= Jim Shearer =

American VJ (born 1974)

Jim Shearer (born January 3, 1974) is a VJ and was host of the VH1 Top 20 Video Countdown and was the "music expert" on VH1's morning show Big Morning Buzz Live. Currently, Shearer is a host on Sirius XM's VOLUME channel.

==Biography==
Shearer was hired by MTV in 2002 after catching the eye of the executive vice president of MTV with a homemade audition tape.

From 2009 to 2014, Shearer was the host of the VH1 Top 20 Video Countdown. He has also hosted the shows Advance Warning, 120 Minutes, Subterranean, Video Mods, Summer Gig, as well as other shows on both MTV and MTV2. In addition, Shearer hosted VH1's 100 Greatest Artists of All Time and VH1's 100 Greatest Videos of All Time.
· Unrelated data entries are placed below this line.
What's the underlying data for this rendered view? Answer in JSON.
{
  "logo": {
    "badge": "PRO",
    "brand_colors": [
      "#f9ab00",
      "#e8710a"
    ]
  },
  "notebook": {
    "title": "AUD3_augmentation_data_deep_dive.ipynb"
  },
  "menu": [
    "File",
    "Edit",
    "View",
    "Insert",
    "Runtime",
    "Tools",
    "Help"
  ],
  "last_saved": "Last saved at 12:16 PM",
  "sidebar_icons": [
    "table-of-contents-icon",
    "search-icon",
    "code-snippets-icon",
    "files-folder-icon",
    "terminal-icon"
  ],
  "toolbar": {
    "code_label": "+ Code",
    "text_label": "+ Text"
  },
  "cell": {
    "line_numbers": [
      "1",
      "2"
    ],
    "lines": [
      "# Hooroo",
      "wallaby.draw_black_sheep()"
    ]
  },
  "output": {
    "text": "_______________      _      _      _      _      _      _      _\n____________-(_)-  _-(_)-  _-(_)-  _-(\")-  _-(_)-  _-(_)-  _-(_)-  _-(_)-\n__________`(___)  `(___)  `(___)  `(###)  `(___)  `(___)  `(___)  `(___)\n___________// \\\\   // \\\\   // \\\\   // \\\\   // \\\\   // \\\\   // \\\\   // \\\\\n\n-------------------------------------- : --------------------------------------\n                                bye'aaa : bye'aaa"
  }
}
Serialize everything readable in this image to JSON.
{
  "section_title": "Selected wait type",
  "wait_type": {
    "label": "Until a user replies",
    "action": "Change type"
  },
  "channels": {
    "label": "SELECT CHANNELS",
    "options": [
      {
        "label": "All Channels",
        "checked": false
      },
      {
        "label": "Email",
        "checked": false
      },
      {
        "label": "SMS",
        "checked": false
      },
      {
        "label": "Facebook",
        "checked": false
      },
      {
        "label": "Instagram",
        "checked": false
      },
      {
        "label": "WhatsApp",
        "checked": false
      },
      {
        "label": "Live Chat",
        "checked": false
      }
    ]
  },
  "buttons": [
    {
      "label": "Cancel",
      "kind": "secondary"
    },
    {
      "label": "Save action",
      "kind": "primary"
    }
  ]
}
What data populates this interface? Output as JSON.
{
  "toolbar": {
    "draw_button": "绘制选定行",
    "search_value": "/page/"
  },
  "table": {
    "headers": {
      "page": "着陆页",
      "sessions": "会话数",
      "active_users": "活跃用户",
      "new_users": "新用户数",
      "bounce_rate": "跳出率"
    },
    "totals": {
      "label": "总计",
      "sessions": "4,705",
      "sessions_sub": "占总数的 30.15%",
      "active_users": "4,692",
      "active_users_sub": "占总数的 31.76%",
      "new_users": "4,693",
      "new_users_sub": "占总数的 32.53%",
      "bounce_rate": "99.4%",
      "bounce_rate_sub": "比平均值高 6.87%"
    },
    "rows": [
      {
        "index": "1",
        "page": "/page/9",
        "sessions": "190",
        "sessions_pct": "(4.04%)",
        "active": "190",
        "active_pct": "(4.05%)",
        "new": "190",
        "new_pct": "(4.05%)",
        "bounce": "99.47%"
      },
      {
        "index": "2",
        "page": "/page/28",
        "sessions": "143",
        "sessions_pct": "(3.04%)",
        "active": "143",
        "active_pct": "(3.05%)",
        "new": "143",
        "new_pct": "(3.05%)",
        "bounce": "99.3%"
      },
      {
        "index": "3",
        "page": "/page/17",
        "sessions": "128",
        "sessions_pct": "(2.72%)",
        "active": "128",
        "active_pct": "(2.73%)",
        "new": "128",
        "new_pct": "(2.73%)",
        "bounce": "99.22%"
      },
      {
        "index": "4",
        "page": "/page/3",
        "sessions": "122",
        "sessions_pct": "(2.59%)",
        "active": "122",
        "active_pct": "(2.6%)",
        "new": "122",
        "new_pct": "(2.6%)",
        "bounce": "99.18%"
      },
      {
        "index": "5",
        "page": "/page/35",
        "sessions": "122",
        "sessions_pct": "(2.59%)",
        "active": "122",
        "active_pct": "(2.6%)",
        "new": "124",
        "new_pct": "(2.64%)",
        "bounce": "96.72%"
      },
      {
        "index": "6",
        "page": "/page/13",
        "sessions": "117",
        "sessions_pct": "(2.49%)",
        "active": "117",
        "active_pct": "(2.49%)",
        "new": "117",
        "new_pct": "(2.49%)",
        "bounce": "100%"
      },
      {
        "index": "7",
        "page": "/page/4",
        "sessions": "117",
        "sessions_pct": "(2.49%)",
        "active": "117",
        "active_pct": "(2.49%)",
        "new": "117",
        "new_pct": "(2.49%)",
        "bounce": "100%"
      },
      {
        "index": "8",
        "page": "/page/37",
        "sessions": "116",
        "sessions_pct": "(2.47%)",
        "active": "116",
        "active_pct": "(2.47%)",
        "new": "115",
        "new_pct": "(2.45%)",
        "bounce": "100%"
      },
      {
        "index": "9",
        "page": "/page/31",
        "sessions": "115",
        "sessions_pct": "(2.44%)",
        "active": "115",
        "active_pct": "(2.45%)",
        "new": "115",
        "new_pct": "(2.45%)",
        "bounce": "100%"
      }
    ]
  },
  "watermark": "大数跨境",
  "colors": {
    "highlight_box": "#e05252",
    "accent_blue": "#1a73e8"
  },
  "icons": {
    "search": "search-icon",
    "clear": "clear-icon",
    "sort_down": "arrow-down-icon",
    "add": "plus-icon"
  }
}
Shearer works for IFC on a blog called "Indie Ear", hosts the Pittsburgh Penguins blog on YouTube called Yinz Luv 'Da Guins, and a Pittsburgh Steelers blog on YouTube called Yinz Luv 'Da Stillers.! His wife, Victoria Shearer, is fluent in Spanish and is a Spanish teacher in their native Pittsburgh. He also has a brother named Matt Shearer. Shearer graduated from Waynesburg College (now Waynesburg University). Shearer’s catchphrase is "I will see yinz later."
Shearer's favorite music artists are The Beastie Boys, and he plays in a rock band called Deck of Jack.